Les heures défilent, la soirée approche et on sent la tension monter. On apprend à découvrir d’autres facettes et à s’immiscer davantage dans les rapports familiaux grâce à l’excitation ambiante et aux tâches qui sont assignées à chacun. Une famille presque exclusivement composée de femmes, à l’exception de Tona et du grand-père. Chacune d’entre elles se met une pression monstre pour que l’anniversaire soit réussi. D’une part car les liens du sang tiennent une place primordiale dans la vie et la culture des protagonistes, mais aussi et surtout car il s’agit sans doute du dernier anniversaire de Tona.
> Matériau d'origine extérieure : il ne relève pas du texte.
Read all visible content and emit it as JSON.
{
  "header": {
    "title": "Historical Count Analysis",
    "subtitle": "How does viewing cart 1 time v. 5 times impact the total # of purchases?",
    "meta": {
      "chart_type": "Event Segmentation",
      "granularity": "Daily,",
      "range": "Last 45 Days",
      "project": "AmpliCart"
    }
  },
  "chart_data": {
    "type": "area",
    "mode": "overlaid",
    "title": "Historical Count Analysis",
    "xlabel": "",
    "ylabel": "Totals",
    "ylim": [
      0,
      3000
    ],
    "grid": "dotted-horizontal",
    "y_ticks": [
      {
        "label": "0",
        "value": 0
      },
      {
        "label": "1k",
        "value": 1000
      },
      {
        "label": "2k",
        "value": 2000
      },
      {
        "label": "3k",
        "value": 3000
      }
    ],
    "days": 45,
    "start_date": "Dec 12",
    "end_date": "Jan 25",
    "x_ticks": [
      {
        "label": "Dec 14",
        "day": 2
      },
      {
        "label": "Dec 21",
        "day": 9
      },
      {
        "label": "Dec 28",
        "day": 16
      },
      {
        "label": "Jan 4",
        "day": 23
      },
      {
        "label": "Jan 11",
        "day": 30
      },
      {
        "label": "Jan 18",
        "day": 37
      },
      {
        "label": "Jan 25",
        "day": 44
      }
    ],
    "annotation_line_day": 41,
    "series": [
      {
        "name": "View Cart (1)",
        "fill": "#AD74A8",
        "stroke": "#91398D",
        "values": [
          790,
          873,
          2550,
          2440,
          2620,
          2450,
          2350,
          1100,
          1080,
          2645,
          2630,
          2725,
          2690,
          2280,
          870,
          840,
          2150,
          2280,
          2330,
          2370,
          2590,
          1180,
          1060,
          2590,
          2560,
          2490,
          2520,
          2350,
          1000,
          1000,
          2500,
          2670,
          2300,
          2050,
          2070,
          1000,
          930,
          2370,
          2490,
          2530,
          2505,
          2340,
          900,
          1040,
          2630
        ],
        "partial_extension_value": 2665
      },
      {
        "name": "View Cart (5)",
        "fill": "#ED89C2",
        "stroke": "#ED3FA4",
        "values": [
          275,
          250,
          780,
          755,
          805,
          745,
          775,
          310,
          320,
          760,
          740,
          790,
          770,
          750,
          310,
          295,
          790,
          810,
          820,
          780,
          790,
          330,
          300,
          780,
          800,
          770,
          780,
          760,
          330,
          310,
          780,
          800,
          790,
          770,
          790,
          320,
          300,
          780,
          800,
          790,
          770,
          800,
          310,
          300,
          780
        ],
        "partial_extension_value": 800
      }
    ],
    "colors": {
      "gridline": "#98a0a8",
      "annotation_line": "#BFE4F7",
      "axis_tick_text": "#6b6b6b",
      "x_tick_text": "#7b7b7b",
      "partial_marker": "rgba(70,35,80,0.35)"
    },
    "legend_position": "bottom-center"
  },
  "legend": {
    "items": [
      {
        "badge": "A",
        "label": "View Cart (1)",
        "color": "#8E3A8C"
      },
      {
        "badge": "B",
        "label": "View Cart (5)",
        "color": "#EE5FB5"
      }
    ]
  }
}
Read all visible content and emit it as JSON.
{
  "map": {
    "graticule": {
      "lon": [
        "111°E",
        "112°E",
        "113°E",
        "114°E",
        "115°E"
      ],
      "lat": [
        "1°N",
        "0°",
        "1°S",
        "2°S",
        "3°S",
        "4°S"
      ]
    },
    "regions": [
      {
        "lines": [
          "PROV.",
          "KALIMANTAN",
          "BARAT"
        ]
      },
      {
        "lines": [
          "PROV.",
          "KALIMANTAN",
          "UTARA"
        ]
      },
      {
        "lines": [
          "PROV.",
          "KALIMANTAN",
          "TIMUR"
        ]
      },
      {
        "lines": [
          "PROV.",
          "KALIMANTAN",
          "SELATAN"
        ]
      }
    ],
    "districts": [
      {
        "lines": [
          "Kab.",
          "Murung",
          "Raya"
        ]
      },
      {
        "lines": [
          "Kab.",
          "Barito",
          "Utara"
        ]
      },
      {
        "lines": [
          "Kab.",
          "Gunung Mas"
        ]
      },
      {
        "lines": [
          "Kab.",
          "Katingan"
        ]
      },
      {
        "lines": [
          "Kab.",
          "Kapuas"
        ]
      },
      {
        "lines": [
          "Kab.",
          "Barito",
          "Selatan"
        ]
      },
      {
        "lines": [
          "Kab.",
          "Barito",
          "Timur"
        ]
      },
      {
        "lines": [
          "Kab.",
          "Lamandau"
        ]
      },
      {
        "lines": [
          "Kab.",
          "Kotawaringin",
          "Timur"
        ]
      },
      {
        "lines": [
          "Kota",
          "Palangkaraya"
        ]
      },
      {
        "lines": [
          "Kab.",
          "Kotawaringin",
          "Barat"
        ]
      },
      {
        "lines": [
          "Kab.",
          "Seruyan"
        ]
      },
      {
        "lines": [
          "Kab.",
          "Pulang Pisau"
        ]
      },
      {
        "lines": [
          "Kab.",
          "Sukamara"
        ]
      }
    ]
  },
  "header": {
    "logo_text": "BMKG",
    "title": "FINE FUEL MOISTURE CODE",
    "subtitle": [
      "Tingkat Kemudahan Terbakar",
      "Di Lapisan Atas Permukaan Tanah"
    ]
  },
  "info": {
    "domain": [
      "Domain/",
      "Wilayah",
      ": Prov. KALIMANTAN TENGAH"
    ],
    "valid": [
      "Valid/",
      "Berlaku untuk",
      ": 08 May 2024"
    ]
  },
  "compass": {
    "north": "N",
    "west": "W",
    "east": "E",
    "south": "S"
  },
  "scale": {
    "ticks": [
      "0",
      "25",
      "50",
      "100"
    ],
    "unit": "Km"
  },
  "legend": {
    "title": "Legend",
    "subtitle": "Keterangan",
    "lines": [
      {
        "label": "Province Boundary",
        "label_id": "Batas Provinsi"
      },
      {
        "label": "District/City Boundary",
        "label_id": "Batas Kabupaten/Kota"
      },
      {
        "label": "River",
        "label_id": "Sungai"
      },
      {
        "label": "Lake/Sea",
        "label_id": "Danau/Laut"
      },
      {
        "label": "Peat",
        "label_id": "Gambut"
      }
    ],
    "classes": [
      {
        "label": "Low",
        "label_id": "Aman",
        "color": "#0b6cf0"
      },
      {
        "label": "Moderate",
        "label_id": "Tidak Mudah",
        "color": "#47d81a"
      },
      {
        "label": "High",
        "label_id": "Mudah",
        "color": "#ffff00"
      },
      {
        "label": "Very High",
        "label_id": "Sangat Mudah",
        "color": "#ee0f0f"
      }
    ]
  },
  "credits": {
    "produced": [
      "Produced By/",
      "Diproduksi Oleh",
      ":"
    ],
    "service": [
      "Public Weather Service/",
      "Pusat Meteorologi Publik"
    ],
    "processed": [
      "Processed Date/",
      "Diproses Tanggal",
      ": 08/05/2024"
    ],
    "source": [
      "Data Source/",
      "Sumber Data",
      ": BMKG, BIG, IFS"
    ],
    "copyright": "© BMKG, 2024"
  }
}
On retient particulièrement une scène interprétée par Monserrat Marañón dans le rôle de Nuria, la tante de Sol. Affairée dans la cuisine, elle oublie le gâteau d’anniversaire qui cuit dans le four et le brûle. Monserrat incarne avec énormément d’émotion le désarroi d’un être humainement imparfait qui met tout en œuvre pour réussir à ne pas (se) décevoir mais échoue au dernier moment.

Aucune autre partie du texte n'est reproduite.